An alarming report by the U.N. monitoring group charged with overseeing Somalia warns the government there has been steering weapons to clan-based militias and possibly even al-Shabaab, according to an article by Reuters on Thursday.
Somalia has long been a vortex for arms shipments. Beginning during the Carter administration and continuing through 1989, the Somali regime of Maj. Gen. Mohamed Siad Barre received roughly $1 billion in U.S. military and economic aid. About one-third of that aid was devoted to arms transfers. Prior to that, Somalia served as a Soviet client state and received hundreds of millions of dollars worth of subsidized weaponry in the process.
Somalia has been awash with arms for decades. Nothing new there, but the U.N. report, acquired exclusively by Reuters, cites “systematic abuses” by Somalia’s current government, which the monitors say “has allowed the diversion of weapons that Somali authorities purchased after the U.N. Security Council eased an arms embargo on Mogadishu last year.”
The 14-page document recommends reinstating the arms embargo or creating stricter measures for the Somali government, which has made it difficult for weapons inspectors to check stockpiles, Reuters said.

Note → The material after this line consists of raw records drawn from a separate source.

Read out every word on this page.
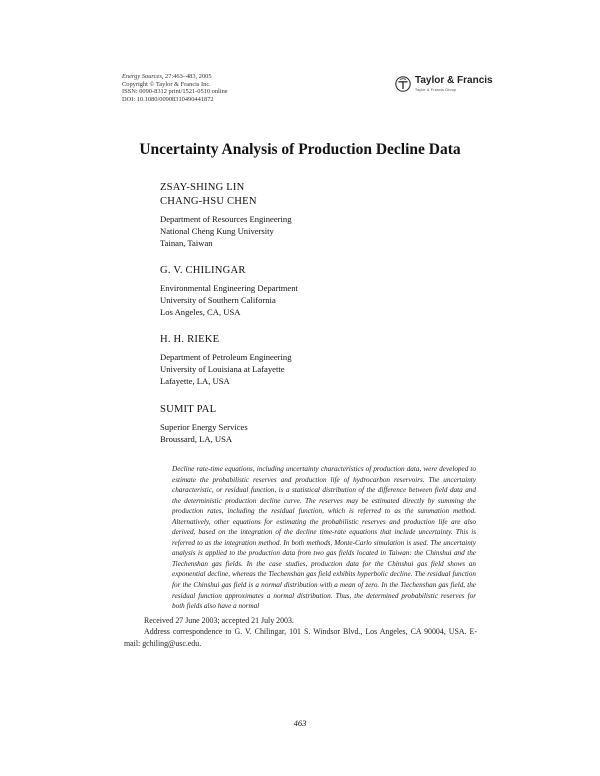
Energy Sources, 27:463–483, 2005
Copyright © Taylor & Francis Inc.
ISSN: 0090-8312 print/1521-0510 online
DOI: 10.1080/00908310490441872
Taylor & Francis
Taylor & Francis Group
Uncertainty Analysis of Production Decline Data
ZSAY-SHING LIN
CHANG-HSU CHEN
Department of Resources Engineering
National Cheng Kung University
Tainan, Taiwan
G. V. CHILINGAR
Environmental Engineering Department
University of Southern California
Los Angeles, CA, USA
H. H. RIEKE
Department of Petroleum Engineering
University of Louisiana at Lafayette
Lafayette, LA, USA
SUMIT PAL
Superior Energy Services
Broussard, LA, USA
Decline rate-time equations, including uncertainty characteristics of production data, were developed to estimate the probabilistic reserves and production life of hydrocarbon reservoirs. The uncertainty characteristic, or residual function, is a statistical distribution of the difference between field data and the deterministic production decline curve. The reserves may be estimated directly by summing the production rates, including the residual function, which is referred to as the summation method. Alternatively, other equations for estimating the probabilistic reserves and production life are also derived, based on the integration of the decline time-rate equations that include uncertainty. This is referred to as the integration method. In both methods, Monte-Carlo simulation is used. The uncertainty analysis is applied to the production data from two gas fields located in Taiwan: the Chinshui and the Tiechenshan gas fields. In the case studies, production data for the Chinshui gas field shows an exponential decline, whereas the Tiechenshan gas field exhibits hyperbolic decline. The residual function for the Chinshui gas field is a normal distribution with a mean of zero. In the Tiechenshan gas field, the residual function approximates a normal distribution. Thus, the determined probabilistic reserves for both fields also have a normal

Received 27 June 2003; accepted 21 July 2003.

Address correspondence to G. V. Chilingar, 101 S. Windsor Blvd., Los Angeles, CA 90004, USA. E-mail: gchiling@usc.edu.

463
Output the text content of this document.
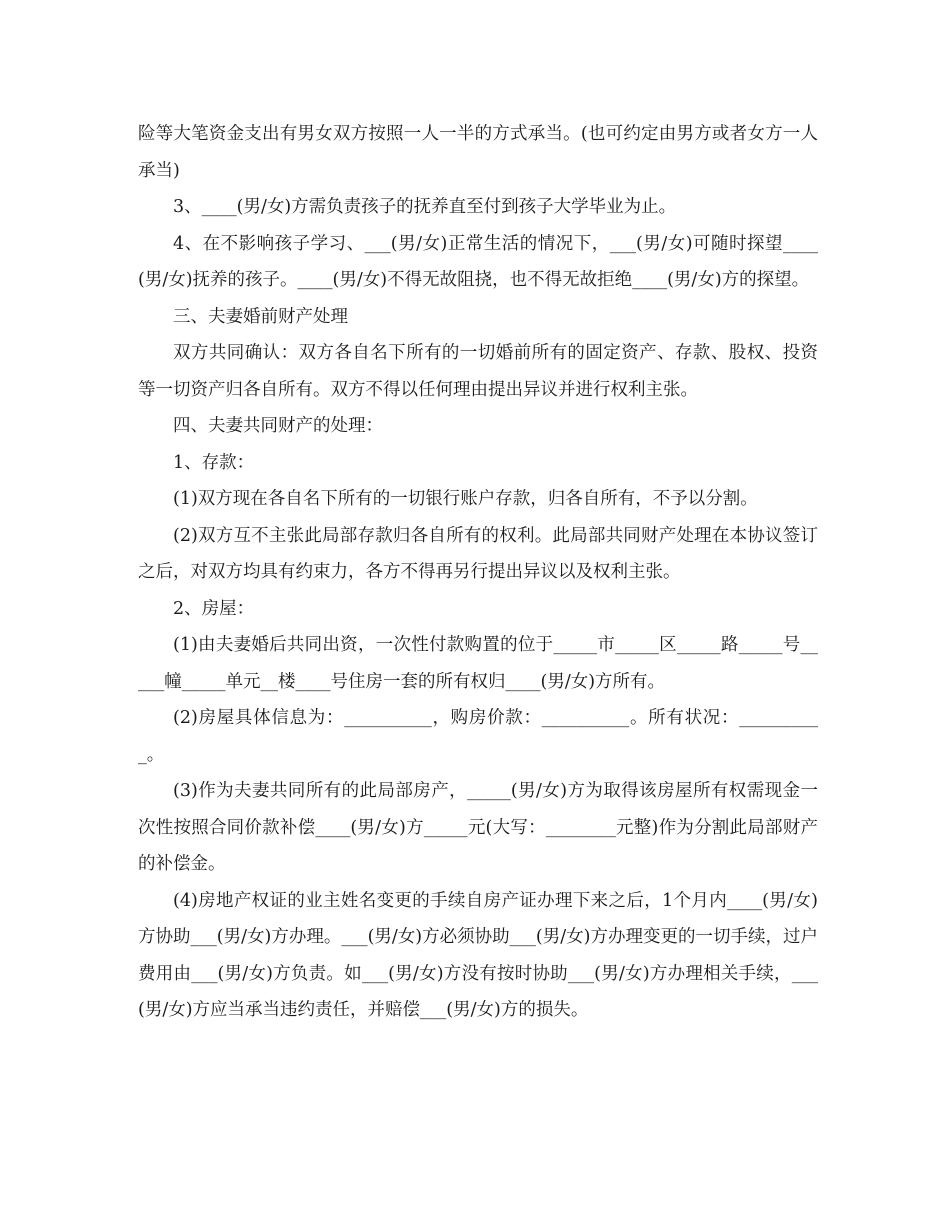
险等大笔资金支出有男女双方按照一人一半的方式承当。(也可约定由男方或者女方一人承当)

3、____(男/女)方需负责孩子的抚养直至付到孩子大学毕业为止。

4、在不影响孩子学习、___(男/女)正常生活的情况下，___(男/女)可随时探望____(男/女)抚养的孩子。____(男/女)不得无故阻挠，也不得无故拒绝____(男/女)方的探望。

三、夫妻婚前财产处理

双方共同确认：双方各自名下所有的一切婚前所有的固定资产、存款、股权、投资等一切资产归各自所有。双方不得以任何理由提出异议并进行权利主张。

四、夫妻共同财产的处理：

1、存款：

(1)双方现在各自名下所有的一切银行账户存款，归各自所有，不予以分割。

(2)双方互不主张此局部存款归各自所有的权利。此局部共同财产处理在本协议签订之后，对双方均具有约束力，各方不得再另行提出异议以及权利主张。

2、房屋：

(1)由夫妻婚后共同出资，一次性付款购置的位于_____市_____区_____路_____号_____幢_____单元__楼____号住房一套的所有权归____(男/女)方所有。

(2)房屋具体信息为：__________，购房价款：__________。所有状况：__________。

(3)作为夫妻共同所有的此局部房产，_____(男/女)方为取得该房屋所有权需现金一次性按照合同价款补偿____(男/女)方_____元(大写：________元整)作为分割此局部财产的补偿金。

(4)房地产权证的业主姓名变更的手续自房产证办理下来之后，1个月内____(男/女)方协助___(男/女)方办理。___(男/女)方必须协助___(男/女)方办理变更的一切手续，过户费用由___(男/女)方负责。如___(男/女)方没有按时协助___(男/女)方办理相关手续，___(男/女)方应当承当违约责任，并赔偿___(男/女)方的损失。
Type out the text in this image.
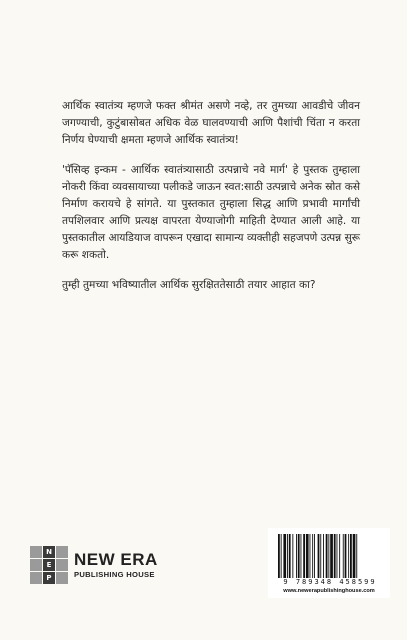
आर्थिक स्वातंत्र्य म्हणजे फक्त श्रीमंत असणे नव्हे, तर तुमच्या आवडीचे जीवन जगण्याची, कुटुंबासोबत अधिक वेळ घालवण्याची आणि पैशांची चिंता न करता निर्णय घेण्याची क्षमता म्हणजे आर्थिक स्वातंत्र्य!

'पॅसिव्ह इन्कम - आर्थिक स्वातंत्र्यासाठी उत्पन्नाचे नवे मार्ग' हे पुस्तक तुम्हाला नोकरी किंवा व्यवसायाच्या पलीकडे जाऊन स्वत:साठी उत्पन्नाचे अनेक स्रोत कसे निर्माण करायचे हे सांगते. या पुस्तकात तुम्हाला सिद्ध आणि प्रभावी मार्गांची तपशिलवार आणि प्रत्यक्ष वापरता येण्याजोगी माहिती देण्यात आली आहे. या पुस्तकातील आयडियाज वापरून एखादा सामान्य व्यक्तीही सहजपणे उत्पन्न सुरू करू शकतो.

तुम्ही तुमच्या भविष्यातील आर्थिक सुरक्षिततेसाठी तयार आहात का?

N
E
P
NEW ERA
PUBLISHING HOUSE
9 789348 458599
www.newerapublishinghouse.com
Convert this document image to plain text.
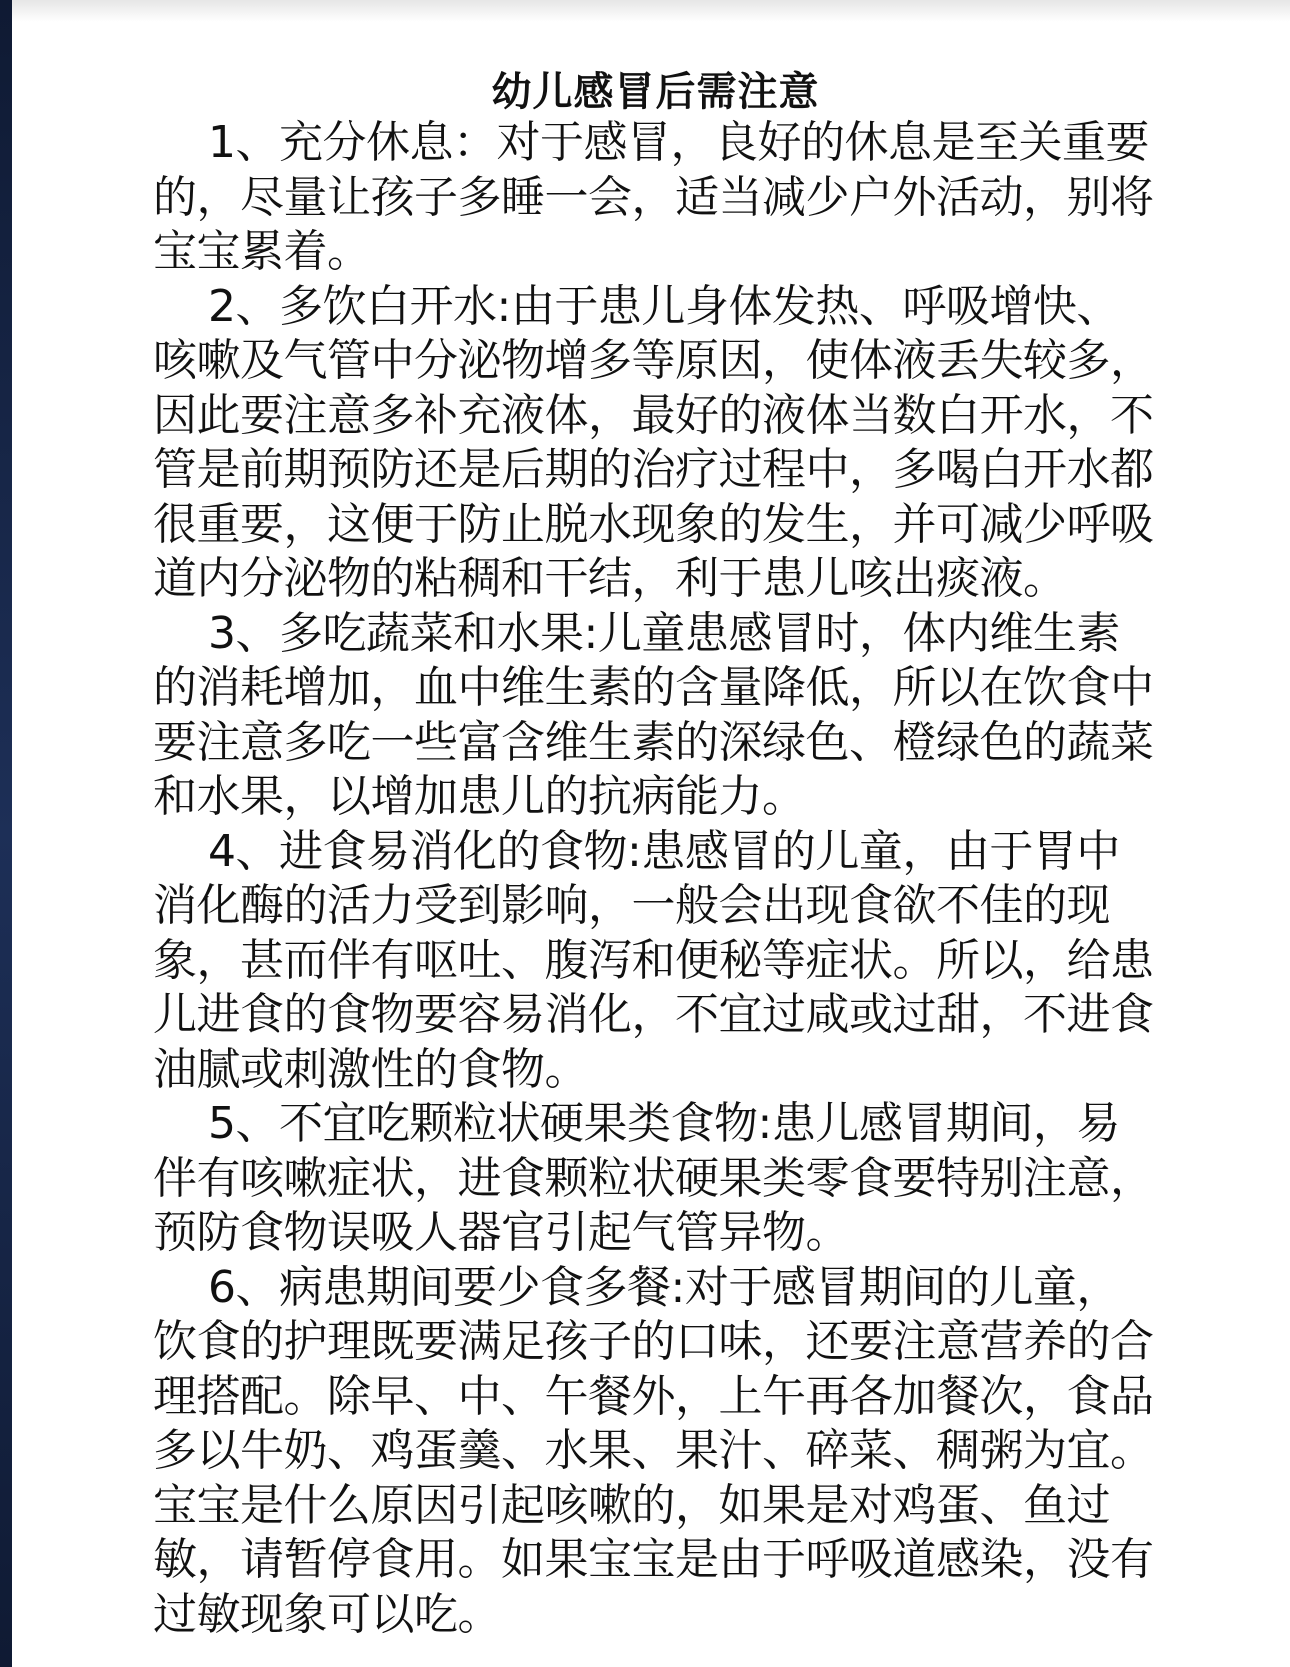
幼儿感冒后需注意

1、充分休息：对于感冒，良好的休息是至关重要的，尽量让孩子多睡一会，适当减少户外活动，别将宝宝累着。

2、多饮白开水:由于患儿身体发热、呼吸增快、咳嗽及气管中分泌物增多等原因，使体液丢失较多，因此要注意多补充液体，最好的液体当数白开水，不管是前期预防还是后期的治疗过程中，多喝白开水都很重要，这便于防止脱水现象的发生，并可减少呼吸道内分泌物的粘稠和干结，利于患儿咳出痰液。

3、多吃蔬菜和水果:儿童患感冒时，体内维生素的消耗增加，血中维生素的含量降低，所以在饮食中要注意多吃一些富含维生素的深绿色、橙绿色的蔬菜和水果，以增加患儿的抗病能力。

4、进食易消化的食物:患感冒的儿童，由于胃中消化酶的活力受到影响，一般会出现食欲不佳的现象，甚而伴有呕吐、腹泻和便秘等症状。所以，给患儿进食的食物要容易消化，不宜过咸或过甜，不进食油腻或刺激性的食物。

5、不宜吃颗粒状硬果类食物:患儿感冒期间，易伴有咳嗽症状，进食颗粒状硬果类零食要特别注意，预防食物误吸人器官引起气管异物。

6、病患期间要少食多餐:对于感冒期间的儿童，饮食的护理既要满足孩子的口味，还要注意营养的合理搭配。除早、中、午餐外，上午再各加餐次，食品多以牛奶、鸡蛋羹、水果、果汁、碎菜、稠粥为宜。宝宝是什么原因引起咳嗽的，如果是对鸡蛋、鱼过敏，请暂停食用。如果宝宝是由于呼吸道感染，没有过敏现象可以吃。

The disturbing report details how portions of weapons shipments emanating from Uganda and Djibouti, including assault rifles, rocket launchers, grenades and ammunition, “could not be accounted for and mentioned errors in accounting for arms sent from Ethiopia.
Further, “monitors said they had identified at least two clan-based ‘centers of gravity’ for arms procurement within Somali government structures that were distributing arms to ‘parallel security forces and clan militias that are not part of the Somali security forces,’ Reuters reported.
One of those militias is within the Abgaal sub-clan of Somali President Hassan Sheikh Mohamud, who has requested an extension by the U.N. Security Council for the partial lifting of the embargo because his troops need increased amounts and better quality equipment to fight back against the terrorist group al-Shabaab.
“A key adviser to the president, from his Abgaal sub-clan, has been involved in planning weapons deliveries to al-Shabaab leader Sheikh Yusuf Isse … who is also Abgaal,” Reuters quoted the U.N. report.
The U.N. monitors’ report also cited the role played by a Somali minister from the Habar Gedir sub-clan in connection to arms purchases from a “foreign government in the Gulf,” Reuters reported, but the report does not say which Gulf state.
“Indeed, after delivery, some of the weapons were moved to a private location in Mogadishu,” Reuters quoted from the report.
Private arms markets had popped up in Mogadishu, the report said, where weapons diverted from the army had been sold. Mogadishu’s Bakaara Market has long been a bazaar for illegal weapons.
The U.N. Security Council imposed the arms embargo on Somalia in 1992 in an attempt to stop the tide of weapons being funneled to feuding warlords at the time, who a year earlier had ousted Barre and plunged the country into civil war that lasted two decades.